Sarebbe senza fine il diario delle scene, degli squarci, dei dettagli che le luci (di Carsen e Peter Van Praet) incidono nella memoria. Oltre al finale, ne bastano due: Ellen che si commuove insieme al ragazzo mentre in fondo, laggiù, la comunità recita false preghiere sulla musica “religiosa” di Britten; il quartetto femminile dell’atto secondo, che canta in un angolo il ruolo gregario recitato dalle donne nell’Ottocento (e non solo), soprattutto nelle realtà crudeli del mare e della povertà.

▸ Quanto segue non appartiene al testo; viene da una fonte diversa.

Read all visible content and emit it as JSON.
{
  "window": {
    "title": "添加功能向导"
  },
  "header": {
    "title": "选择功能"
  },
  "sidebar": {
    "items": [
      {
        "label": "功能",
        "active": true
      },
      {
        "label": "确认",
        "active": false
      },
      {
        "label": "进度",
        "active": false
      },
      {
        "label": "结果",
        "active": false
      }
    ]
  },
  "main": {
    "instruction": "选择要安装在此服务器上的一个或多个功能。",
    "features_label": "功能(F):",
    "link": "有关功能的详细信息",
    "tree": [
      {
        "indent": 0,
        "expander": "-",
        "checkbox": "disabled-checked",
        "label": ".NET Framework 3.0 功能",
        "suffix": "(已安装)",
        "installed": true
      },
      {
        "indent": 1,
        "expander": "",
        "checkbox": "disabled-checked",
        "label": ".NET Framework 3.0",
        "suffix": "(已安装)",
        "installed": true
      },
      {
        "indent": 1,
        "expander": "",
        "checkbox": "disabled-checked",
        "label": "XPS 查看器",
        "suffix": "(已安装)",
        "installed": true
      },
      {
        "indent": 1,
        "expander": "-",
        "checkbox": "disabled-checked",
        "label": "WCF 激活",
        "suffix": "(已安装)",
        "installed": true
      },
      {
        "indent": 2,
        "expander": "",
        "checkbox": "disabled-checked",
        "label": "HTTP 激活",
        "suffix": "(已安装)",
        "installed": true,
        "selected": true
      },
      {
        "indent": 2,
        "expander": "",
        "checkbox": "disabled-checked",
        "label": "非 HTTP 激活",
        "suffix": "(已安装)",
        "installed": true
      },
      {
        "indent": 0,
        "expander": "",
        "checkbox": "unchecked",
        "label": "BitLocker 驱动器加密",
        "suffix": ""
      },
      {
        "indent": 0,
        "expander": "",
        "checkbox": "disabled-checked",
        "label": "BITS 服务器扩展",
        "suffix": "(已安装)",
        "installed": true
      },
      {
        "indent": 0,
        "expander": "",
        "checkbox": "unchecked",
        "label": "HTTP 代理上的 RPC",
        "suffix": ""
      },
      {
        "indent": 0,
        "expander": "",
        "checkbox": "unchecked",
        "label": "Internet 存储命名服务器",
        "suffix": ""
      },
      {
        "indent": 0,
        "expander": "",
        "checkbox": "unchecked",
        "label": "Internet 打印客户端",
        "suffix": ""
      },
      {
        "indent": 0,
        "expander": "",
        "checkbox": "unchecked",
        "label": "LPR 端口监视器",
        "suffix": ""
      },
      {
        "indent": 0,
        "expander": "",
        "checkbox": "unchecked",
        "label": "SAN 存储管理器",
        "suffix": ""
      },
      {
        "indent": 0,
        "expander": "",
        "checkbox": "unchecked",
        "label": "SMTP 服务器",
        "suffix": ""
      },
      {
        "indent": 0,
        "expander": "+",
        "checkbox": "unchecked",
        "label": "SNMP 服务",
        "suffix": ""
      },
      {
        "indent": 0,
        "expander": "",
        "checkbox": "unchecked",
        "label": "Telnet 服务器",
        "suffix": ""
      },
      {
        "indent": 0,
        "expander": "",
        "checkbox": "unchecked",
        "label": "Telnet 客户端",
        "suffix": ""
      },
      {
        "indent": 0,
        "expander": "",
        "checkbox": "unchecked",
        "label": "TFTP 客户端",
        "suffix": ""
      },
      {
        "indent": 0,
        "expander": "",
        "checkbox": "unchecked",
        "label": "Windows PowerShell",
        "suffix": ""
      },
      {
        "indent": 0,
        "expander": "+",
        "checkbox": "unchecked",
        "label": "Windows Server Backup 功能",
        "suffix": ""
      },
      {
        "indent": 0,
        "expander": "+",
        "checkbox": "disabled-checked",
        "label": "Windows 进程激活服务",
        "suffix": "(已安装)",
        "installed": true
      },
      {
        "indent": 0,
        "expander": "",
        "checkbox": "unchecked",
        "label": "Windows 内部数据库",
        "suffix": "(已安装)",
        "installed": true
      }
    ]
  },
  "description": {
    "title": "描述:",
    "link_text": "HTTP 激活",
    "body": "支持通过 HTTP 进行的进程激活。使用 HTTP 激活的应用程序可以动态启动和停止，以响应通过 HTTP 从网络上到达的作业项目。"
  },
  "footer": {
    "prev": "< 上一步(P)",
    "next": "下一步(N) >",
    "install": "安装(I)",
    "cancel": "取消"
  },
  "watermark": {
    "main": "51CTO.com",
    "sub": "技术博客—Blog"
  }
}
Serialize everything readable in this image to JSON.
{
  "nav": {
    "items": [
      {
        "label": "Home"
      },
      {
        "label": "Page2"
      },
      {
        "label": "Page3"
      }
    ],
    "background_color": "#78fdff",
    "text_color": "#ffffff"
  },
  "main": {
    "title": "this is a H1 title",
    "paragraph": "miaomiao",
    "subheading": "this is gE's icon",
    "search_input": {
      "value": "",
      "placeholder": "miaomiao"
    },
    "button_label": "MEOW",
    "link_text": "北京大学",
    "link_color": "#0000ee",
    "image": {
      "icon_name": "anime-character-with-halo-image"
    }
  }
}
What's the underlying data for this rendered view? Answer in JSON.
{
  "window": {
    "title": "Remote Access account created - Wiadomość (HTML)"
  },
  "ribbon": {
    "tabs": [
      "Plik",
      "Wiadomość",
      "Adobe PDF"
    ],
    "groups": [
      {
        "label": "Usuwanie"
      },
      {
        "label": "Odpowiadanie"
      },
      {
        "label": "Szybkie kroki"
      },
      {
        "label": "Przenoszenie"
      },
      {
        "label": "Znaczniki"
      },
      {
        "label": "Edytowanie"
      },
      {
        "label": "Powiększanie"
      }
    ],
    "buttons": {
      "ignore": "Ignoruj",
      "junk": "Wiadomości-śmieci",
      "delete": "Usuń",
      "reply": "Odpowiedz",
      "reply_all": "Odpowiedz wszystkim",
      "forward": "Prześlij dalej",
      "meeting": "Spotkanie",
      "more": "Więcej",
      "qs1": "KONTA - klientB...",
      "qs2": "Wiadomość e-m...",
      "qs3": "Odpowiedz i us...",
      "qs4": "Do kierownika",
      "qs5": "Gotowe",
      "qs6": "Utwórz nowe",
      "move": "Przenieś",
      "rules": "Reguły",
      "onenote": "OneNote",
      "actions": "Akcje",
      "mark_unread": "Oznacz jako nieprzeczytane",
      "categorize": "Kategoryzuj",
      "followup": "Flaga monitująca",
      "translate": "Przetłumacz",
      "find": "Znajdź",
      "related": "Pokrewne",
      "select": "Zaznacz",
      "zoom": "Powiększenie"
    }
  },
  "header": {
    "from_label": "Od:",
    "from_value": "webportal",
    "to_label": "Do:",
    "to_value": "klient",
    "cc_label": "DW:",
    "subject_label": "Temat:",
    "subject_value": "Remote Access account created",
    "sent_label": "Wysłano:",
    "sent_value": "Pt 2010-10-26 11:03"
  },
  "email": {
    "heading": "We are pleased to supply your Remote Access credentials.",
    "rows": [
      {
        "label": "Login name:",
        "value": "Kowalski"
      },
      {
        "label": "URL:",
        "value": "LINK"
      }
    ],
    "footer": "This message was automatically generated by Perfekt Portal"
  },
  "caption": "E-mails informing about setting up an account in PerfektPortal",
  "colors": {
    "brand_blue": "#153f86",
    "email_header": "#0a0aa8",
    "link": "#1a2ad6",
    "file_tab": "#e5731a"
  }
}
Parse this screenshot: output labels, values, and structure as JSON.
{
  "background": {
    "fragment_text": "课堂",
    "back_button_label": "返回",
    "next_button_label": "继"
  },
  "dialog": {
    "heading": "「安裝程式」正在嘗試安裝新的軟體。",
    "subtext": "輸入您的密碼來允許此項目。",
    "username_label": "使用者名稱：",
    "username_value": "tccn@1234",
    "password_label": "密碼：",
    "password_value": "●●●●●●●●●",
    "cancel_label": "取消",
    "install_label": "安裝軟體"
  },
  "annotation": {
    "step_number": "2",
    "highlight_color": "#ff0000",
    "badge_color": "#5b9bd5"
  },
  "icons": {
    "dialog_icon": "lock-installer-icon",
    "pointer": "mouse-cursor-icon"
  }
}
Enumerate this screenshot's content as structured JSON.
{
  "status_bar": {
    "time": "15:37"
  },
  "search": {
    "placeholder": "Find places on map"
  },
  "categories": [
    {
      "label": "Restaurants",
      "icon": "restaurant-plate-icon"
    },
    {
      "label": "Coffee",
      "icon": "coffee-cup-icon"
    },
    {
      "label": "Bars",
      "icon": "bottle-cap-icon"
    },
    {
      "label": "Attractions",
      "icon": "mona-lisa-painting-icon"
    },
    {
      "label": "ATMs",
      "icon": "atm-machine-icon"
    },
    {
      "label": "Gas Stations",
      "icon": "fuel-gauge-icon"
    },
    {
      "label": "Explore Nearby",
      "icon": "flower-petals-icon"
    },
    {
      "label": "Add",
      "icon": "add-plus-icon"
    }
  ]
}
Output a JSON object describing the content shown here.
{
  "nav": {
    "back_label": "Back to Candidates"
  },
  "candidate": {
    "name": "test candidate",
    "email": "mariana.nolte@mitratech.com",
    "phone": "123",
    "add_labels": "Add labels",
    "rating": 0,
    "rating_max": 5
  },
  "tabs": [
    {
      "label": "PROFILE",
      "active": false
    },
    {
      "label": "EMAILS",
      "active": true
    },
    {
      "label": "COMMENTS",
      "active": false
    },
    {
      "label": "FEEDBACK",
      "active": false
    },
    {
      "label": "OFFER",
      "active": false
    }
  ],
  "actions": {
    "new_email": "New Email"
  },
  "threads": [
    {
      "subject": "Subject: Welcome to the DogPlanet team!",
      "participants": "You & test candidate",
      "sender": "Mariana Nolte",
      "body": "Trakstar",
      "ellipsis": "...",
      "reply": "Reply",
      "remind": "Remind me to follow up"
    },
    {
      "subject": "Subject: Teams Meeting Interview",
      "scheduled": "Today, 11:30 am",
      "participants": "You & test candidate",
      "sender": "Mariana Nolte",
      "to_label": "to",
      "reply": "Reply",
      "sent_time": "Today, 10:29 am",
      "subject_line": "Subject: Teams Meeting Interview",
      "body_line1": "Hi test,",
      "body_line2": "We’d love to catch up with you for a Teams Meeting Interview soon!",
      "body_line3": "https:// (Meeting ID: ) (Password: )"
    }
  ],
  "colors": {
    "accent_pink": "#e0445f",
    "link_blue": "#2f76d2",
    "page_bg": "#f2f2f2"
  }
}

L’impresa sarebbe compiuta a metà (forse oltre), se non concorresse una parte musicale altrettanto trascinante. Merito di un cast che ha in Brandon Jovanovich (Peter) e Nicole Car (Ellen) due protagonisti che nel canto e nel gesto (lei soprattutto) arrivano al cuore dei personaggi, immersi in una compagnia come-si-deve (in vista lo Swallow di Michael Colvin, il capitano Balstrode di Ólafur Sigurdarson, la Mrs. Sedley di Natascha Petrinsky), circondati da un coro (preparato da Alberto Malazzi con il consueto scrupolo stilistico) che recita e si muove fuso con i mimi.
Merito soprattutto di Simone Young, direttrice che già nel concerto sinfonico della settimana, con la Turangalîla-Symphonie di Messiaen, ha dimostrato di avere testa e polso per governare con sapere ed esperienza i linguaggi del Novecento.
Mare, mare
Si deve anche a lei, Simone Young, se Carsen ha potuto permettersi di ambientare Peter Grimes in interni, senza materializzare il mare (che nelle opere di Britten, vissuto nel Suffolk, c’è sempre, ma proprio sempre), senza “citare” visivamente l’acqua (se non per vaghezze video), lasciando alla musica, agli impagabili interludi d’orchestra, il compito di farcela entrare nelle ossa, di farla traspirare dal legno delle pareti.
Spettacolo di scuola anglosassone (in linea con quello di Richard Jones, stagione 2011- 2012), che tiene alta la qualità di Peter Grimes alla Scala, peraltro difficile da tradire con una musica scritta come Britten sapeva.